Brazil has joined Australia to lodge a formal complaint against India, the world's second-largest sugar producer, with the World Trade Organisation (WTO), alleging that India's continued sugar subsidies to farmers have led to a "glut" and "depressed" global prices.
The Australian Government first lodged a counter-notification with the WTO over to India's sugar subsidy practices last November.
Australian Minister for Trade, Tourism and Investment Simon Birmingham on Thursday said India's sugar subsidy regime was inconsistent with WTO rules and had helped create a glut in the global sugar market.
"That's hurting sugercane growers and sugar millers whether they're in Australia, Brazil, or any other country in the world," Birmingham said.
Birmingham said Australia was "left with no other choice but to initiate formal WTO dispute action, together with Brazil".
He said Australia respects the rights of WTO members to support their farmers and agricultural industries, this support must be consistent with WTO rules and provide a level playing field.
"Australia always seeks to resolve its concerns outside of the WTO's dispute system, and our numerous representations to India at the highest levels and in the WTO have been consistent with this approach," he said.
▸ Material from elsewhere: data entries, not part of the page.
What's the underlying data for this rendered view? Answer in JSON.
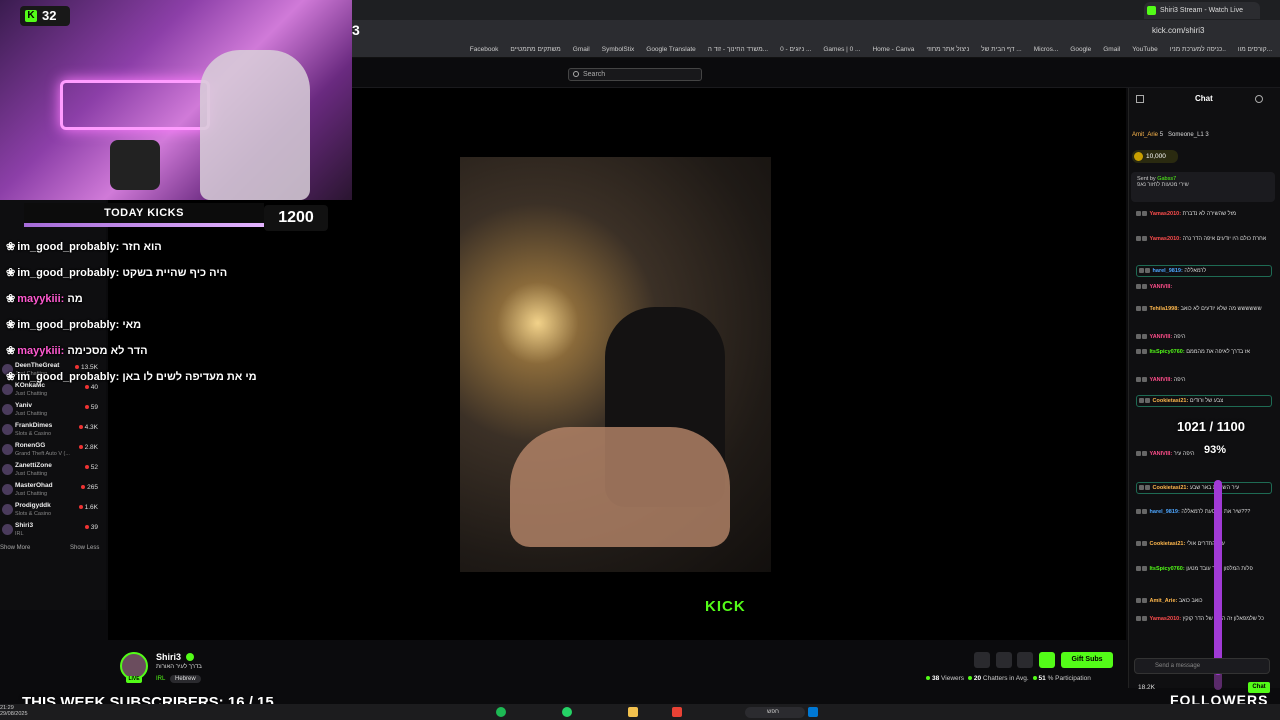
{
  "browser": {
    "tab_title": "Shiri3 Stream - Watch Live",
    "url": "kick.com/shiri3",
    "addr_prefix": "3",
    "bookmarks": [
      "Facebook",
      "משתקים מתמטיים",
      "Gmail",
      "SymbolStix",
      "Google Translate",
      "משרד החינוך - זוד ה...",
      "ניוגים - 0 ...",
      "Games | 0 ...",
      "Home - Canva",
      "ניצול אתר מחוזי",
      "דף הבית של ...",
      "Micros...",
      "Google",
      "Gmail",
      "YouTube",
      "כניסה למערכת מניו..",
      "קורסים מוו..."
    ]
  },
  "header": {
    "search_placeholder": "Search"
  },
  "overlay": {
    "kick_count": "32",
    "today_kicks_label": "TODAY KICKS",
    "today_kicks_value": "1200",
    "today_kicks_fill": 1.0,
    "chat": [
      {
        "user": "im_good_probably:",
        "text": "הוא חזר",
        "style": "white"
      },
      {
        "user": "im_good_probably:",
        "text": "היה כיף שהיית בשקט",
        "style": "white"
      },
      {
        "user": "mayykiii:",
        "text": "מה",
        "style": "pink"
      },
      {
        "user": "im_good_probably:",
        "text": "מאי",
        "style": "white"
      },
      {
        "user": "mayykiii:",
        "text": "הדר לא מסכימה",
        "style": "pink"
      },
      {
        "user": "im_good_probably:",
        "text": "מי את מעדיפה לשים לו באן",
        "style": "white"
      }
    ],
    "subs_banner": "THIS WEEK SUBSCRIBERS: 16 / 15",
    "followers_label": "FOLLOWERS",
    "goal_text": "1021 / 1100",
    "goal_pct": "93%",
    "goal_fraction": 0.93
  },
  "sidebar": {
    "items": [
      {
        "name": "DeenTheGreat",
        "category": "Just Chatting",
        "count": "13.5K"
      },
      {
        "name": "KOnkaMc",
        "category": "Just Chatting",
        "count": "40"
      },
      {
        "name": "Yaniv",
        "category": "Just Chatting",
        "count": "59"
      },
      {
        "name": "FrankDimes",
        "category": "Slots & Casino",
        "count": "4.3K"
      },
      {
        "name": "RonenGG",
        "category": "Grand Theft Auto V (...",
        "count": "2.8K"
      },
      {
        "name": "ZanettiZone",
        "category": "Just Chatting",
        "count": "52"
      },
      {
        "name": "MasterOhad",
        "category": "Just Chatting",
        "count": "265"
      },
      {
        "name": "Prodigyddk",
        "category": "Slots & Casino",
        "count": "1.6K"
      },
      {
        "name": "Shiri3",
        "category": "IRL",
        "count": "39"
      }
    ],
    "show_more": "Show More",
    "show_less": "Show Less"
  },
  "player": {
    "watermark": "KICK"
  },
  "channel": {
    "name": "Shiri3",
    "live": "LIVE",
    "title": "בדרך לעיר האורות",
    "category": "IRL",
    "language": "Hebrew",
    "gift_label": "Gift Subs",
    "viewers": "38",
    "viewers_label": "Viewers",
    "chatters": "20",
    "chatters_label": "Chatters in Avg.",
    "participation": "51",
    "participation_label": "% Participation"
  },
  "chat": {
    "title": "Chat",
    "gifters": [
      {
        "name": "Amit_Arie",
        "count": "5"
      },
      {
        "name": "Someone_L1",
        "count": "3"
      }
    ],
    "coins": "10,000",
    "pinned_sender_prefix": "Sent by",
    "pinned_sender": "Gabss7",
    "pinned_text": "שירי מטעות לחזור נאפ",
    "messages": [
      {
        "user": "Yamas2010:",
        "text": "מזל שהשירה לא נדברת",
        "color": "#ff4d4d"
      },
      {
        "user": "Yamas2010:",
        "text": "אחרת כולם היו יודעים איפה הדר נרה",
        "color": "#ff4d4d"
      },
      {
        "user": "harel_9819:",
        "text": "לרמאללה",
        "color": "#4da6ff"
      },
      {
        "user": "YANIVIII:",
        "text": "",
        "color": "#ff4d8a"
      },
      {
        "user": "Tehila1998:",
        "text": "שששששש מה שלא יודעים לא כואב",
        "color": "#ffb84d"
      },
      {
        "user": "YANIVIII:",
        "text": "היפה",
        "color": "#ff4d8a"
      },
      {
        "user": "ItsSpicy0760:",
        "text": "אז בדרך לאיפה את מהממם",
        "color": "#53fc18"
      },
      {
        "user": "YANIVIII:",
        "text": "היפה",
        "color": "#ff4d8a"
      },
      {
        "user": "Cookietasi21:",
        "text": "צבע של ורודים",
        "color": "#ffb84d"
      },
      {
        "user": "YANIVIII:",
        "text": "היפה עיר",
        "color": "#ff4d8a"
      },
      {
        "user": "Cookietasi21:",
        "text": "עיר השורות באר שבע",
        "color": "#ffb84d"
      },
      {
        "user": "harel_9819:",
        "text": "שיר את הנוסעת לרמאללה???",
        "color": "#4da6ff"
      },
      {
        "user": "Cookietasi21:",
        "text": "עיר החדרים אולי",
        "color": "#ffb84d"
      },
      {
        "user": "ItsSpicy0760:",
        "text": "פלות המלפון שלך עובד מטען",
        "color": "#53fc18"
      },
      {
        "user": "Amit_Arie:",
        "text": "כואב כואב",
        "color": "#ffb84d"
      },
      {
        "user": "Yamas2010:",
        "text": "כל שלמפאלון זה הולא של הדר קוקץ",
        "color": "#ff4d4d"
      }
    ],
    "input_placeholder": "Send a message",
    "send_label": "Chat",
    "viewer_count": "18.2K"
  },
  "taskbar": {
    "time": "21:29",
    "date": "29/08/2025",
    "search": "חפש"
  }
}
Australia maintains a very good relationship with India, both economically and strategically, and it is perfectly normal for even close friends and partners to avail themselves of WTO mechanisms from time-to-time to resolve trade issues, he said.
Agriculture Minister David Littleproud and Assistant Minister for trade Mark Coulton joined Birmingham in acknowledging the work the Canegrowers and the Australian Sugar Milling Council have done in preparing to launch this WTO action.
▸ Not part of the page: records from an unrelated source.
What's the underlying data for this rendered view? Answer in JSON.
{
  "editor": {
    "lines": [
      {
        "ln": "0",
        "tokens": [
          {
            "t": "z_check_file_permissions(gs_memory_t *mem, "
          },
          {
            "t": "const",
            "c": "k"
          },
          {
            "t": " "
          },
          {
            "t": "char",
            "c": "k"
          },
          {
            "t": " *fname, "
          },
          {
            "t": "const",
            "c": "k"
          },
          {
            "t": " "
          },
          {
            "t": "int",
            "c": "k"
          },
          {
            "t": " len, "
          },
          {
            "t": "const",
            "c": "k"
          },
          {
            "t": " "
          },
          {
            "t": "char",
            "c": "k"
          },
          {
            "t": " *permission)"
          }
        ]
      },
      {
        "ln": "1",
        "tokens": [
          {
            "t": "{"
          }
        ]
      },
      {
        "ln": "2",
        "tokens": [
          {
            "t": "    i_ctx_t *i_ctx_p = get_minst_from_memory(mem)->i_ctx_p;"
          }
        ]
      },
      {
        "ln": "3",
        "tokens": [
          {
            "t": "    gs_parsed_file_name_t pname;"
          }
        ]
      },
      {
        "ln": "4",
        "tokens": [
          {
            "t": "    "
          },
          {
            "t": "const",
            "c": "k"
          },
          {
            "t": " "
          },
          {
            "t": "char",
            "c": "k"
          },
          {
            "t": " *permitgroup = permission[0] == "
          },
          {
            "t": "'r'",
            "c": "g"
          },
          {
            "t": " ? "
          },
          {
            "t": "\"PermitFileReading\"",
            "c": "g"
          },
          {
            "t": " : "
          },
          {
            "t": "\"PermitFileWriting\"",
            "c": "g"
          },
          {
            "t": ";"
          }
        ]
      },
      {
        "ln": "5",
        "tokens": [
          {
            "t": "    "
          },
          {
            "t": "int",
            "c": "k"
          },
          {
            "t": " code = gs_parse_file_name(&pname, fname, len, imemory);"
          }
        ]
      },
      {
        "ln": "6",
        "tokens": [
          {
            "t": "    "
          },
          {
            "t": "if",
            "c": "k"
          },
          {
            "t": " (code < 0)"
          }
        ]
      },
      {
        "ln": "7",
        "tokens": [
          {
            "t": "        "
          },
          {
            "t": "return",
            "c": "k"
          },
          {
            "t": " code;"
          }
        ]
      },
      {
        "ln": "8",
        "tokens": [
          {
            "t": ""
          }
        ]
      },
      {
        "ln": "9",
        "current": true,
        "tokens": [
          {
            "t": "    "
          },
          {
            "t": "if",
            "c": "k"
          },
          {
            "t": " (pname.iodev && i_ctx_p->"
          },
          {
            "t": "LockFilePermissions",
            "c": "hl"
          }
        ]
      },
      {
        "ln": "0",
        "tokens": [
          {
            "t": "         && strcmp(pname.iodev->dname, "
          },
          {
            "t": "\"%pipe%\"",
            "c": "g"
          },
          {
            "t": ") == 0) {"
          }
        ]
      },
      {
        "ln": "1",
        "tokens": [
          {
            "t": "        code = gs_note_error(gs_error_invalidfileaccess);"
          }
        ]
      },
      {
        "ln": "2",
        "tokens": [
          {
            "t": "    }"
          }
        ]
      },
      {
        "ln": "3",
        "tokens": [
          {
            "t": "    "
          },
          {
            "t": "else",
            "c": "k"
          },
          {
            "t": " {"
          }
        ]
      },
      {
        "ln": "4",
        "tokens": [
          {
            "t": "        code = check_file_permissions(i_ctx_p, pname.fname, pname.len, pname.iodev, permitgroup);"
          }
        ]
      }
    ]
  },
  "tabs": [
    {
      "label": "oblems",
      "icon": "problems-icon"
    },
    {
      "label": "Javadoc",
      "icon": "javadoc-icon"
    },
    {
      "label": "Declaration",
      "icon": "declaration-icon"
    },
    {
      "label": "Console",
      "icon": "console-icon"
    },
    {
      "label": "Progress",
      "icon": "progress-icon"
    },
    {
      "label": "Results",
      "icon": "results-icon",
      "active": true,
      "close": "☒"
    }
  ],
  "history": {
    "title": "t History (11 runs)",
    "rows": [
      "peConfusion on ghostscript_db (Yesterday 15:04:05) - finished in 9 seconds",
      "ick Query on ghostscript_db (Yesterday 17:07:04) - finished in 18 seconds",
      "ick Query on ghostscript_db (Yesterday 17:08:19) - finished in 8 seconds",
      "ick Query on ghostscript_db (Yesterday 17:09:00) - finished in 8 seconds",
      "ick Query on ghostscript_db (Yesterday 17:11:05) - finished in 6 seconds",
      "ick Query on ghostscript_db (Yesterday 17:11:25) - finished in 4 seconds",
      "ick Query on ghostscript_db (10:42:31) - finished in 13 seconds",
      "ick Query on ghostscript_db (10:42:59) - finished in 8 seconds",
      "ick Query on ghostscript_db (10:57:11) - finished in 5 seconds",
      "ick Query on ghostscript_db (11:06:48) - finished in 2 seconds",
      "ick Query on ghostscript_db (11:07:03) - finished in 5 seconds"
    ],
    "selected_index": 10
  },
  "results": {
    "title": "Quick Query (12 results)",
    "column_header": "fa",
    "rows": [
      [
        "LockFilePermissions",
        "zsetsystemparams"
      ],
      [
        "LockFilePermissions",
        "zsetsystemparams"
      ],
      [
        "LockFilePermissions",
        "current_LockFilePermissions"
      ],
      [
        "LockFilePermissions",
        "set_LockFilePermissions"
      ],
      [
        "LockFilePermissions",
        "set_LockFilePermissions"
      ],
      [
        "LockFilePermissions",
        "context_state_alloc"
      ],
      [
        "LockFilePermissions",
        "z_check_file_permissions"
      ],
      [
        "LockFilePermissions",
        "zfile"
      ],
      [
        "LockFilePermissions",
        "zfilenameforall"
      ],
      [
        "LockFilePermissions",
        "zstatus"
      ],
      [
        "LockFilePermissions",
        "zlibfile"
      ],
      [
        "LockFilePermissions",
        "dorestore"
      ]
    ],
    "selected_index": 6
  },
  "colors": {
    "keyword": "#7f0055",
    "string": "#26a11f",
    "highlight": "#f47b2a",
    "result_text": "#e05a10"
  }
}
"Our industry relies heavily on exports, sending roughly 85 per cent of its raw sugar into the world market," Littleproud said.
"These subsidies are hitting our farmers and millers, and I'm pleased we're exercising our WTO rights and asking for an even playing field," he said.
"This action being taken by the Government demonstrates our commitment to protecting the interests of our hard-working canegrowers and sugar millers, and to the rules-based international trading system that underpins the viability of our vital export industries," Coulton said.